Das Mitsein als existenzial konstitutiv für das In-der-Welt-sein muss so wie der Umgang mit dem Zuhandenen „besorgend“ bzw. als „Sorge“ begriffen werden.

Dasein ist wesentlich Fürsorge, könnte man verkürzt sagen – oder sollte es zumindest sein, meist zeigt es sich aber im defizienten Modus des Aneinandervorbeigehens, sich nichts Angehens, was daher für das gewöhnliche Verständnis wieder eine ontologische Interpretation von einzelnen Subjekten nahe legt.

Positiv gewendet besteht die Fürsorge in zwei Modi, so Heidegger.

Erstens im Abnehmen der Sorge als „Einspringen“, was den Anderen aber auch zum Abhängigen und Beherrschten machen kann – als einspringend-beherrschender Modus und Zweitens in einer „Vorausspringenden Fürsorge“ als eigentliche Sorge im vorausspringend-befreienden Modus. Heidegger schließt daraus: „Als Mitsein ist das Dasein wesenhaft umwillen Anderer“[10] auch im defizienten Modus des sich nicht kümmerns. Aufgrund diesen defizienten oder indifferenten Modus der Fürsorge entsteht das vermeintliche Problem des „sich Einfühlen müssens“ in ein anderes Subjekt durch ein sich Hineinversetzen; was aber laut Heidegger nicht möglich sei, da diese Argumentation voraussetzt, „dass das Sein des Daseins zu ihm selbst das Sein zu einem Anderen sei“[11] was aber nicht zutreffe. Oder anders gesagt: Einfühlung konstituiert nicht erst das Mitsein, sondern ist erst aufgrund des Existenzial des Mitseins möglich und wegen der defizienten Modi des Mitseins sogar notwendig.

§ 27 Das alltägliche Selbstsein und das Man

Das ontologisch relevante Ergebnis der bisherigen Analyse hat gezeigt, daß der Subjektcharakter sowohl des eigenen wie auch des Daseins der Anderen sich existenzial bestimmt, sie sind das was sie tun, was sie betreiben.

Im besorgenden Umgang mit den Anderen, so Heidegger, geht es ständig um einen Unterschied, sei es um ihn aufzuheben oder um Abstand zu gewinnen – das Miteinandersein bekommt in der Sorge um diesen Abstand den Charakter der „Abständigkeit“.

Und in dieser Sorge um den Abstand ist das Dasein nicht selbst, sondern fremdbestimmt – es steht in der „Botmäßigkeit“ der Anderen – man ist den anderen verpflichtet.
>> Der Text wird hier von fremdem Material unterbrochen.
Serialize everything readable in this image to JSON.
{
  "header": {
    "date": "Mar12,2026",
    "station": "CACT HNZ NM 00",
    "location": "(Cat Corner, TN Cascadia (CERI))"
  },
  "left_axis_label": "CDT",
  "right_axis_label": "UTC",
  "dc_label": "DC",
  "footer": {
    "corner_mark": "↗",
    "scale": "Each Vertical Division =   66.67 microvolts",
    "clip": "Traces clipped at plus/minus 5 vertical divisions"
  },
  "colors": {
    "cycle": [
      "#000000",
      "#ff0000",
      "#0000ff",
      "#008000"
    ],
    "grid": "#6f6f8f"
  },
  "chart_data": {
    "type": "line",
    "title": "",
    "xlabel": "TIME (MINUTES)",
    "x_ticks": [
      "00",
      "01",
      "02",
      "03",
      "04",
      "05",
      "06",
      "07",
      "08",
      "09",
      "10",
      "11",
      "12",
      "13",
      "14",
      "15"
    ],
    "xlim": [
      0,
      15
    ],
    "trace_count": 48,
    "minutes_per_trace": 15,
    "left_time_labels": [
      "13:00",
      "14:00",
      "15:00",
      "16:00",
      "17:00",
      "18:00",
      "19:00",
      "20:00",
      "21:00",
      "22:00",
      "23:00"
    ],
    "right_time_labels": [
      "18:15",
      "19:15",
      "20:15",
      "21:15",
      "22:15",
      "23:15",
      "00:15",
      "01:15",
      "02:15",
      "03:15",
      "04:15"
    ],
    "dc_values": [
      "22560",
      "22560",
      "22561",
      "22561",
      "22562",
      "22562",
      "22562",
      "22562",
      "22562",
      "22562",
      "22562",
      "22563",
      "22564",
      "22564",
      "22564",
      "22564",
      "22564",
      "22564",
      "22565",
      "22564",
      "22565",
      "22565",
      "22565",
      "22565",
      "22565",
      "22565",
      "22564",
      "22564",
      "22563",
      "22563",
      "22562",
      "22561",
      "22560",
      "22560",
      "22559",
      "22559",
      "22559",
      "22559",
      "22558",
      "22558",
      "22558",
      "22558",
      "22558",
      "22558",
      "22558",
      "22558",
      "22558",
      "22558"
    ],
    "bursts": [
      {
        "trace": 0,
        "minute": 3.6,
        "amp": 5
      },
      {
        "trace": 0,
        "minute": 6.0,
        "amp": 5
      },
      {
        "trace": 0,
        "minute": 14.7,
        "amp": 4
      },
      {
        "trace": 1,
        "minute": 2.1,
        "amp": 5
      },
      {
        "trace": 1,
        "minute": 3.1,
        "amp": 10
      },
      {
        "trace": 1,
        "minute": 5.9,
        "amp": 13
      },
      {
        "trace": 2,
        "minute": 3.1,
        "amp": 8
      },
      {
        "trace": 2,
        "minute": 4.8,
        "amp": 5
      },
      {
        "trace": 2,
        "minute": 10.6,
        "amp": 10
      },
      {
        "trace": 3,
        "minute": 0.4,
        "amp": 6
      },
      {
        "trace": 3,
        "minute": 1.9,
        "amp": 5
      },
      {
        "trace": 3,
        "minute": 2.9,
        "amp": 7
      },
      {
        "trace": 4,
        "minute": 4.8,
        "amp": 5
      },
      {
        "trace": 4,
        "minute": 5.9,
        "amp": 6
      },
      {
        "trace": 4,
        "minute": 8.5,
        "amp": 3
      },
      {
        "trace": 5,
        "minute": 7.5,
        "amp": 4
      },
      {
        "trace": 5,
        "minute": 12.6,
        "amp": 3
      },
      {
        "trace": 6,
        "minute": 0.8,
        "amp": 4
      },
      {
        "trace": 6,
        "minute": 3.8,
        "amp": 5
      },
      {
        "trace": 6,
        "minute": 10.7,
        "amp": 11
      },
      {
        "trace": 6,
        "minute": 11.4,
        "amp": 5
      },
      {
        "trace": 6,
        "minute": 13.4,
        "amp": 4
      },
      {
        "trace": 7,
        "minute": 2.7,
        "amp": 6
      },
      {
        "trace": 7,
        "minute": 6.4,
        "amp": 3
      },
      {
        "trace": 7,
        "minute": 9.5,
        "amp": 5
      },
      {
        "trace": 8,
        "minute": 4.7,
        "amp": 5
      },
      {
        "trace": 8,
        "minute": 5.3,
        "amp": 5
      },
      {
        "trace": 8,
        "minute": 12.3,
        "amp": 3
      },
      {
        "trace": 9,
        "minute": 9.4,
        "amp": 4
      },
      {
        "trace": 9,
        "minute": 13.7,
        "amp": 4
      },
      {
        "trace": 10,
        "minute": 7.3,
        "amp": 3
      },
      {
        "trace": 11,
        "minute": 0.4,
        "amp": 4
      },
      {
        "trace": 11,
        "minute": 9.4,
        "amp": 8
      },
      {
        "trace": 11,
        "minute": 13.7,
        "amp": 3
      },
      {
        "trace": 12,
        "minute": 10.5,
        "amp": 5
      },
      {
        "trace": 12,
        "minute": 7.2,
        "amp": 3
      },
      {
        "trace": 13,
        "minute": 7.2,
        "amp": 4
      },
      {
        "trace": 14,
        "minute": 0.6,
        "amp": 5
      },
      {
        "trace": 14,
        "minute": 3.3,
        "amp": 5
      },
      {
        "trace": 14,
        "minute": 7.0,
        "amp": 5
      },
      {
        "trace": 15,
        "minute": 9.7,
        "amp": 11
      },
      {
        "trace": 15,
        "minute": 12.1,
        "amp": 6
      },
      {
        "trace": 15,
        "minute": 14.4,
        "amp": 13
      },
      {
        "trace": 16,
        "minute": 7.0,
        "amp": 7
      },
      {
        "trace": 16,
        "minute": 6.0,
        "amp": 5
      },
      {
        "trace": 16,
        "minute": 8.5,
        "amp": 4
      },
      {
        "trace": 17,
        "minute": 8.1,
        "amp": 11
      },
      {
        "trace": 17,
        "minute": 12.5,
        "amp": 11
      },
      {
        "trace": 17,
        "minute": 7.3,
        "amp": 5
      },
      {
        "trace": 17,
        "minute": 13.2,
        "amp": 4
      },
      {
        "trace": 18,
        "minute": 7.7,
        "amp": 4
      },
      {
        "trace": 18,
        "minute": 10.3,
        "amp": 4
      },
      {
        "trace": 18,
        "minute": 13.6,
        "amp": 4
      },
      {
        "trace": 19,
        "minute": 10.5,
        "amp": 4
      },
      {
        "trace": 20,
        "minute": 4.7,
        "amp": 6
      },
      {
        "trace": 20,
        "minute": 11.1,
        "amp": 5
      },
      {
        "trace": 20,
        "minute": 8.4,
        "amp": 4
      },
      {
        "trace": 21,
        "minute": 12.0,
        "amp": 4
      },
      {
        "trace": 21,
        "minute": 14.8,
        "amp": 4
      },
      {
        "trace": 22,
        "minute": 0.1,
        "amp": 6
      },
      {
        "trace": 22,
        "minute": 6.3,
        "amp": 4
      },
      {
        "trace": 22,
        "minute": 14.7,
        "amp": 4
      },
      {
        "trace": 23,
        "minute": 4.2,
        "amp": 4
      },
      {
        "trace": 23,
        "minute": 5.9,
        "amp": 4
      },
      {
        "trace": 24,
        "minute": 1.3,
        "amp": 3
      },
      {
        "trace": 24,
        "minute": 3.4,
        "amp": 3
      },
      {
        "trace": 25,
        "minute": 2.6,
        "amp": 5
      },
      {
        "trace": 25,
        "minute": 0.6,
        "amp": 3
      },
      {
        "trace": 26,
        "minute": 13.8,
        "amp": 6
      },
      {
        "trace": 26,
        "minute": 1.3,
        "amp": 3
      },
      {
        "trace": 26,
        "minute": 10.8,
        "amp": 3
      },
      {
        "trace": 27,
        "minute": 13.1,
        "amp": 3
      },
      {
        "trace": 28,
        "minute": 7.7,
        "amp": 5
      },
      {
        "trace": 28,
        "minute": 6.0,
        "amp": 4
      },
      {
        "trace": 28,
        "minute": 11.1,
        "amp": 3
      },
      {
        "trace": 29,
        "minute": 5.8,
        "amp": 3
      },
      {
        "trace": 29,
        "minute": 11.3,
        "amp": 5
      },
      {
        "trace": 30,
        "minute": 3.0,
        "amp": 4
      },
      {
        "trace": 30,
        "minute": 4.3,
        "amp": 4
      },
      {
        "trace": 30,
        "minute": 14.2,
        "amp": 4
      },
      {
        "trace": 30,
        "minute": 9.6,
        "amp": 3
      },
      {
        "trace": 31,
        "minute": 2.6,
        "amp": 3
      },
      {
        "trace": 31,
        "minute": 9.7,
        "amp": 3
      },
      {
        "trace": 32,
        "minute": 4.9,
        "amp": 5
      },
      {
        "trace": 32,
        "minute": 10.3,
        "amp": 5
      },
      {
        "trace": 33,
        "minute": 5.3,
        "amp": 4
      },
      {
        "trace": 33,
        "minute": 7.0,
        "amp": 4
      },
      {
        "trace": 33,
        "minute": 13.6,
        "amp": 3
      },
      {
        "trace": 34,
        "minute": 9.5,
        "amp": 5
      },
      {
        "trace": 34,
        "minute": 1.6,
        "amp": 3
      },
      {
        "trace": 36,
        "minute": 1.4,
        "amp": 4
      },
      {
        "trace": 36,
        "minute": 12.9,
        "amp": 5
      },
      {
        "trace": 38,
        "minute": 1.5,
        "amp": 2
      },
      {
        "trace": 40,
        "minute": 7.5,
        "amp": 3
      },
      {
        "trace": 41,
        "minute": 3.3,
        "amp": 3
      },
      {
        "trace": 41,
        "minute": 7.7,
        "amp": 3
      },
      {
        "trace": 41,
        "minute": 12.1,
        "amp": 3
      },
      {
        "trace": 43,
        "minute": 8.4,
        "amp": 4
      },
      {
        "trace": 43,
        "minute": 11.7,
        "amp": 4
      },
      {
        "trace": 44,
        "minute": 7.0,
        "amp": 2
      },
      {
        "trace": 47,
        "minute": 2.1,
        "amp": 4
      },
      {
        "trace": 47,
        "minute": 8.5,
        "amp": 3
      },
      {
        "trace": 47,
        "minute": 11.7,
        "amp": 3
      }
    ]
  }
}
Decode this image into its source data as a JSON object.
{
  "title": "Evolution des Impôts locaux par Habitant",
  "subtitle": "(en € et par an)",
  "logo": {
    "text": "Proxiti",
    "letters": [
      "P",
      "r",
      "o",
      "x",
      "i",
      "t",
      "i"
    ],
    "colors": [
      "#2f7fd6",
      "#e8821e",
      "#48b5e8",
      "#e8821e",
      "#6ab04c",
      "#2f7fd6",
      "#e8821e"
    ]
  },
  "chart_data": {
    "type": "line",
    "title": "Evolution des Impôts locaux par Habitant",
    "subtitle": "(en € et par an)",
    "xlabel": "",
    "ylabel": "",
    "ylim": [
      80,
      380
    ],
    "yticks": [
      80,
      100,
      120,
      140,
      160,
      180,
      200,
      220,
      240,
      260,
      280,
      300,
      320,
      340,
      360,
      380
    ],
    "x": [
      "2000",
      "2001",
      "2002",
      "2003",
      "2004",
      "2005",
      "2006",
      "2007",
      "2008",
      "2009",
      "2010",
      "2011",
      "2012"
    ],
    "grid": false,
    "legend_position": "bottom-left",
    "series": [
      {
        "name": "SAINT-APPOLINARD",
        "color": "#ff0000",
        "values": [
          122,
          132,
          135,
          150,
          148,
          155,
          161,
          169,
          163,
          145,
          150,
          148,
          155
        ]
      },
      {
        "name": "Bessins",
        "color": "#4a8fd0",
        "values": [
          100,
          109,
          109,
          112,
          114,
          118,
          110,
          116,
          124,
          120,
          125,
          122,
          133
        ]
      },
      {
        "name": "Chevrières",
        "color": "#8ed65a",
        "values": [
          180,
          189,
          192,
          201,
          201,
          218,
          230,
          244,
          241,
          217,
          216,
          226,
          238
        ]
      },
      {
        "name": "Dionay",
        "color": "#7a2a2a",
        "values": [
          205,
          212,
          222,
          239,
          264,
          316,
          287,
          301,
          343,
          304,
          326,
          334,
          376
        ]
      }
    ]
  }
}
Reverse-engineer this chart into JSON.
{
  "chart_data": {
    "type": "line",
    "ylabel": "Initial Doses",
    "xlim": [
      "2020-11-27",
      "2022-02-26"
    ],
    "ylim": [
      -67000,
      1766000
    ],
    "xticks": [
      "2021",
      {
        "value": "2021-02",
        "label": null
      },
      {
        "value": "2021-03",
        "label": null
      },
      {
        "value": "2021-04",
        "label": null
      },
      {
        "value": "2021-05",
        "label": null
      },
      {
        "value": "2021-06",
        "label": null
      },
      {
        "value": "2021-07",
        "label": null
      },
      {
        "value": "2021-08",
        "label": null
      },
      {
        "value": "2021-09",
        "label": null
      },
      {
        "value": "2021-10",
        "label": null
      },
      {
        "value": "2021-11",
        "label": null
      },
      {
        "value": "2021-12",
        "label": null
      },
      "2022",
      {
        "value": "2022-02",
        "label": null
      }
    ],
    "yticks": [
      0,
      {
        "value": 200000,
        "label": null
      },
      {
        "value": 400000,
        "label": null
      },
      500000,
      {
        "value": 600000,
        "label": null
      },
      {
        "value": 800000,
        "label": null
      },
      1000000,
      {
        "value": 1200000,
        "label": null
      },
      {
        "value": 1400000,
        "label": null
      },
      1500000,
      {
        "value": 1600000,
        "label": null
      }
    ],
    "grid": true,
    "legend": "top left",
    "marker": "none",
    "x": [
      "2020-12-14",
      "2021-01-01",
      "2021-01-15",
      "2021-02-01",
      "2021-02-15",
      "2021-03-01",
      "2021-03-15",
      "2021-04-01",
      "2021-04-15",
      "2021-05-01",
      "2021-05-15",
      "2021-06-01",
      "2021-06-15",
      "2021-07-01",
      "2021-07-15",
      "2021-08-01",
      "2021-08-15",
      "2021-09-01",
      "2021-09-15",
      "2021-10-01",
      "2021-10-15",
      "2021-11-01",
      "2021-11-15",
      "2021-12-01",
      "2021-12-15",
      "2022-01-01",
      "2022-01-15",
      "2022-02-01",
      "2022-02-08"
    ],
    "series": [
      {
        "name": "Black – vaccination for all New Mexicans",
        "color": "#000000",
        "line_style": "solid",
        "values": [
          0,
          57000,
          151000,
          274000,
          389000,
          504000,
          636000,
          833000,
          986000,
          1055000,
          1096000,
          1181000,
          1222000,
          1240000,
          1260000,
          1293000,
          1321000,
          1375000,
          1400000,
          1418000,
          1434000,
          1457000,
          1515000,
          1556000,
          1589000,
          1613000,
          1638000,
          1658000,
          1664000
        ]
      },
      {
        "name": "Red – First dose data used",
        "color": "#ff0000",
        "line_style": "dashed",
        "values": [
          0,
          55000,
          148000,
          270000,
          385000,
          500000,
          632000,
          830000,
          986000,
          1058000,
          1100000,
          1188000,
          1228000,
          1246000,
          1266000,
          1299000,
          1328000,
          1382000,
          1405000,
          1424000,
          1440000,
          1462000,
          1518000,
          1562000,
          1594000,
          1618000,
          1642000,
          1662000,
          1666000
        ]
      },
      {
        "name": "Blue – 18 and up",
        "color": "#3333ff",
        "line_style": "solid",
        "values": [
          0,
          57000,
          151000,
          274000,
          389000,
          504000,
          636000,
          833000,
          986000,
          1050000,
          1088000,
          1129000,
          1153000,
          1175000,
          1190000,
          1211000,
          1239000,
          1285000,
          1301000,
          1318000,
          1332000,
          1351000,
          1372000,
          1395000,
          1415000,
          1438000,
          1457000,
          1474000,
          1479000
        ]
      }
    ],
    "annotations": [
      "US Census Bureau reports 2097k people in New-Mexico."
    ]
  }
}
Diese Anderen sind nicht bestimmte Andere, jeder Andere kann es sein. (Oder auch jeder andere Andere). „Entscheidend ist nur die unauffällige, vom Dasein als Mitsein unversehens schon übernommene Herrschaft der Anderen, man selbst gehört zu den Anderen und verfestigt ihre Macht.“[12] Das Wer des alltäglichen Miteinanderseins ist somit das Man.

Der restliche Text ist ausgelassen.